The text book Understanding Flight by David Anderson and Scott Eberhardt, presented as "the simplest, most intuitive book on the toughest lessons of flight--addresses the science of flying in terms, explanations, and illustrations that make sense to those who most need to understand: those who fly", seek to fill its mission with the following proclamations:
- There are few physical phenomena so generally studied which are as misunderstood as the phenomenon of flight.
- Books written to train engineers often quickly delve into complicated mathematics....the necessary formalism is often achieved at the expense of a fundamental understanding of the principles of flight.
- A shortcoming of many books on the topic of aeronautics is that the information is presented in a very complicated manner, often mistaking mathematics for a physical explanation.
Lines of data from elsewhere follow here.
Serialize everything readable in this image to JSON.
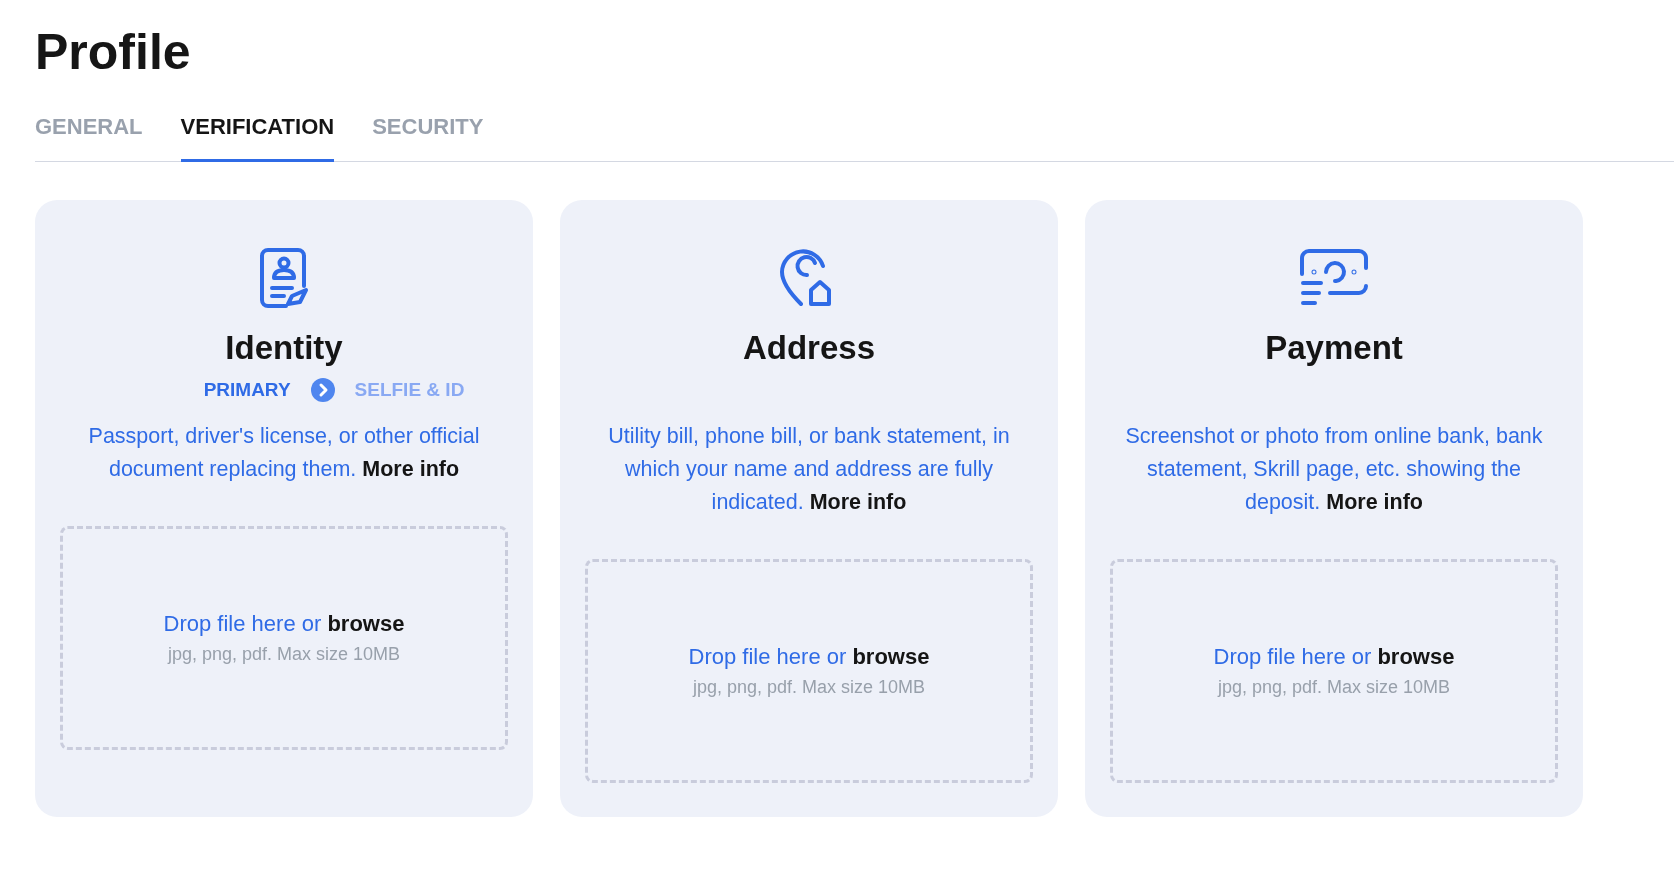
{
  "title": "Profile",
  "tabs": [
    {
      "label": "GENERAL",
      "selected": false
    },
    {
      "label": "VERIFICATION",
      "selected": true
    },
    {
      "label": "SECURITY",
      "selected": false
    }
  ],
  "cards": [
    {
      "kind": "identity",
      "title": "Identity",
      "steps": [
        {
          "label": "PRIMARY",
          "selected": true
        },
        {
          "label": "SELFIE & ID",
          "selected": false
        }
      ],
      "description": "Passport, driver's license, or other official document replacing them.",
      "link": "More info",
      "drop_text": "Drop file here or",
      "browse": "browse",
      "hint": "jpg, png, pdf. Max size 10MB"
    },
    {
      "kind": "address",
      "title": "Address",
      "description": "Utility bill, phone bill, or bank statement, in which your name and address are fully indicated.",
      "link": "More info",
      "drop_text": "Drop file here or",
      "browse": "browse",
      "hint": "jpg, png, pdf. Max size 10MB"
    },
    {
      "kind": "payment",
      "title": "Payment",
      "description": "Screenshot or photo from online bank, bank statement, Skrill page, etc. showing the deposit.",
      "link": "More info",
      "drop_text": "Drop file here or",
      "browse": "browse",
      "hint": "jpg, png, pdf. Max size 10MB"
    }
  ]
}
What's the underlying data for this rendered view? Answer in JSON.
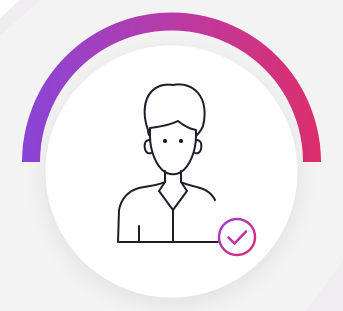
{
  "illustration": {
    "subject": "user-verified",
    "icons": [
      "user-icon",
      "check-circle-icon"
    ]
  },
  "colors": {
    "background": "#f4f3f4",
    "background_shadow": "#eceaed",
    "circle_fill": "#ffffff",
    "ring_gradient_start": "#8a45d6",
    "ring_gradient_mid": "#b93aa6",
    "ring_gradient_end": "#dd2e6c",
    "outline": "#1f1d2b",
    "badge_gradient_start": "#9b3fd2",
    "badge_gradient_end": "#dd2e6c"
  }
}
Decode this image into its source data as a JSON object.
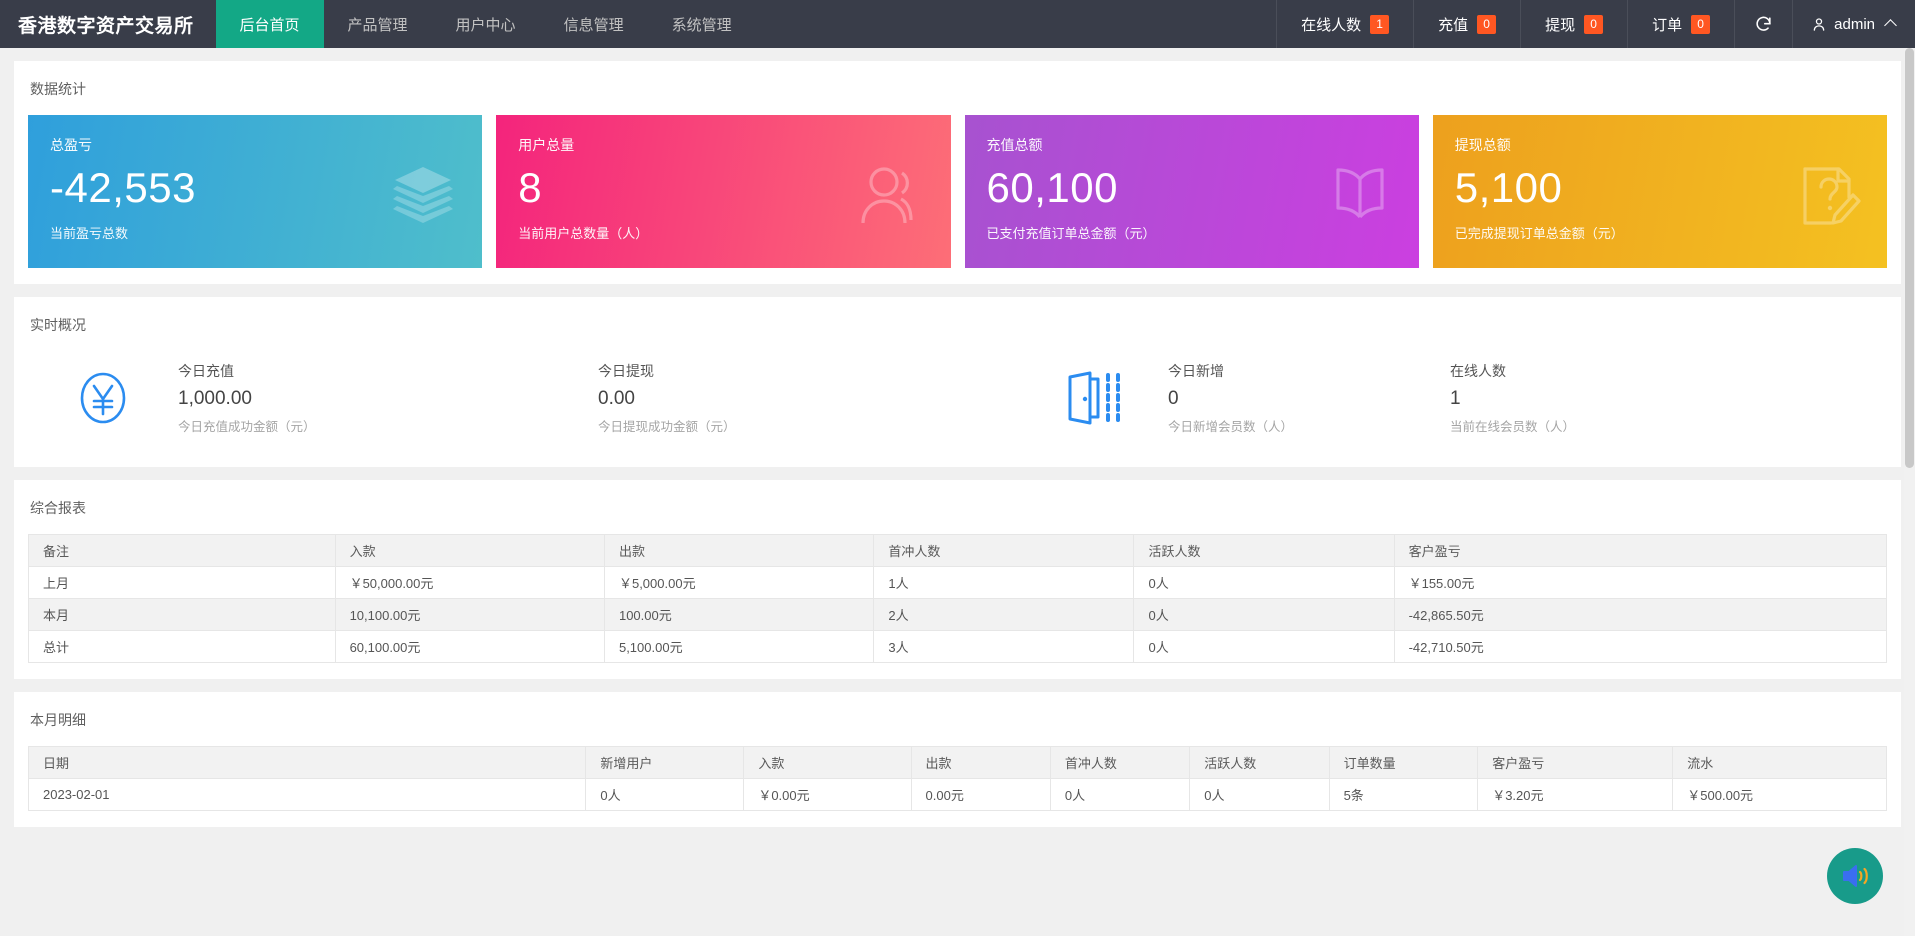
{
  "header": {
    "brand": "香港数字资产交易所",
    "nav": [
      {
        "label": "后台首页",
        "active": true
      },
      {
        "label": "产品管理",
        "active": false
      },
      {
        "label": "用户中心",
        "active": false
      },
      {
        "label": "信息管理",
        "active": false
      },
      {
        "label": "系统管理",
        "active": false
      }
    ],
    "stats": [
      {
        "label": "在线人数",
        "badge": "1"
      },
      {
        "label": "充值",
        "badge": "0"
      },
      {
        "label": "提现",
        "badge": "0"
      },
      {
        "label": "订单",
        "badge": "0"
      }
    ],
    "refresh_icon": "refresh-icon",
    "user_icon": "user-icon",
    "user_name": "admin",
    "badge_color": "#ff5722",
    "active_color": "#13a886",
    "bar_color": "#393d49"
  },
  "statistics": {
    "title": "数据统计",
    "cards": [
      {
        "label": "总盈亏",
        "value": "-42,553",
        "sub": "当前盈亏总数",
        "icon": "layers-icon",
        "color_from": "#2f9fdc",
        "color_to": "#4fbecb"
      },
      {
        "label": "用户总量",
        "value": "8",
        "sub": "当前用户总数量（人）",
        "icon": "user-group-icon",
        "color_from": "#f4247c",
        "color_to": "#fd6e77"
      },
      {
        "label": "充值总额",
        "value": "60,100",
        "sub": "已支付充值订单总金额（元）",
        "icon": "book-icon",
        "color_from": "#a752d0",
        "color_to": "#cb3fe0"
      },
      {
        "label": "提现总额",
        "value": "5,100",
        "sub": "已完成提现订单总金额（元）",
        "icon": "note-pencil-icon",
        "color_from": "#eda01e",
        "color_to": "#f4c121"
      }
    ]
  },
  "realtime": {
    "title": "实时概况",
    "icon_left": "yen-circle-icon",
    "icon_right": "door-exit-icon",
    "items": [
      {
        "title": "今日充值",
        "value": "1,000.00",
        "desc": "今日充值成功金额（元）"
      },
      {
        "title": "今日提现",
        "value": "0.00",
        "desc": "今日提现成功金额（元）"
      },
      {
        "title": "今日新增",
        "value": "0",
        "desc": "今日新增会员数（人）"
      },
      {
        "title": "在线人数",
        "value": "1",
        "desc": "当前在线会员数（人）"
      }
    ]
  },
  "report": {
    "title": "综合报表",
    "columns": [
      "备注",
      "入款",
      "出款",
      "首冲人数",
      "活跃人数",
      "客户盈亏"
    ],
    "rows": [
      [
        "上月",
        "￥50,000.00元",
        "￥5,000.00元",
        "1人",
        "0人",
        "￥155.00元"
      ],
      [
        "本月",
        "10,100.00元",
        "100.00元",
        "2人",
        "0人",
        "-42,865.50元"
      ],
      [
        "总计",
        "60,100.00元",
        "5,100.00元",
        "3人",
        "0人",
        "-42,710.50元"
      ]
    ]
  },
  "details": {
    "title": "本月明细",
    "columns": [
      "日期",
      "新增用户",
      "入款",
      "出款",
      "首冲人数",
      "活跃人数",
      "订单数量",
      "客户盈亏",
      "流水"
    ],
    "rows": [
      [
        "2023-02-01",
        "0人",
        "￥0.00元",
        "0.00元",
        "0人",
        "0人",
        "5条",
        "￥3.20元",
        "￥500.00元"
      ]
    ]
  },
  "floating": {
    "sound_icon": "sound-on-icon",
    "bg_color": "#189b8a"
  }
}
- In fact, we believe that if something can only be described in complex mathematical terms it is not really understood. To be able to calculate something is not the same as understanding it.
- Teachers and students who are looking for a better understanding of flight will find this book useful. Even students of aeronautical engineering will be able to learn from this book, where the physical descriptions presented will supplement the more difficult mathematical descriptions of the profession.
- The mathematical description of lift is a general term for the analysis tools of classical aerodynamics and computation aerodynamics. If the objective is to accurately compute the principle or aerodynamics of a wing, these are the tools to use, though the aerodynamic description is mathematical and not physical. This is a point lost on many of its proponents. Fortunately, the physical description of lift, presented here, does not require complicated mathematics.
- The physical description of lift is based primarily on Newton's three laws and a phenomenon called the Coanda effect. This description is uniquely useful for understanding the phenomena associated with flight.
- So why do fluids tend to bend around a solid object?
- The answer is viscosity, that characteristic that makes a fluid thick and makes it stick to a surface. When a moving fluid comes into contact with a solid object, some of it sticks to the surface.
Yes, (i) is correct, the mathematics of flight of Kutta-Zhukovsky-Prandtl is not understood by any living scientist. But (ii) is plain wrong. Lift is not an effect of viscosity, but results from the fact that air has very small viscosity, as shown by the New Theory of Flight. The book shows that the authors do not understand flight and so the book should more correctly be titled Not Understanding Flight.
An unsuccessful attempt to discuss the themes of the book is recorded in an interview with Anderson-Eberhardt.
Only when mathematics and physics come together is science created. Understanding in physics means understanding of a mathematical model describing real physics. Pseudo-science is characterized by mathematics separated from physics, as in the Kutta-Zhukovsky circulation theory.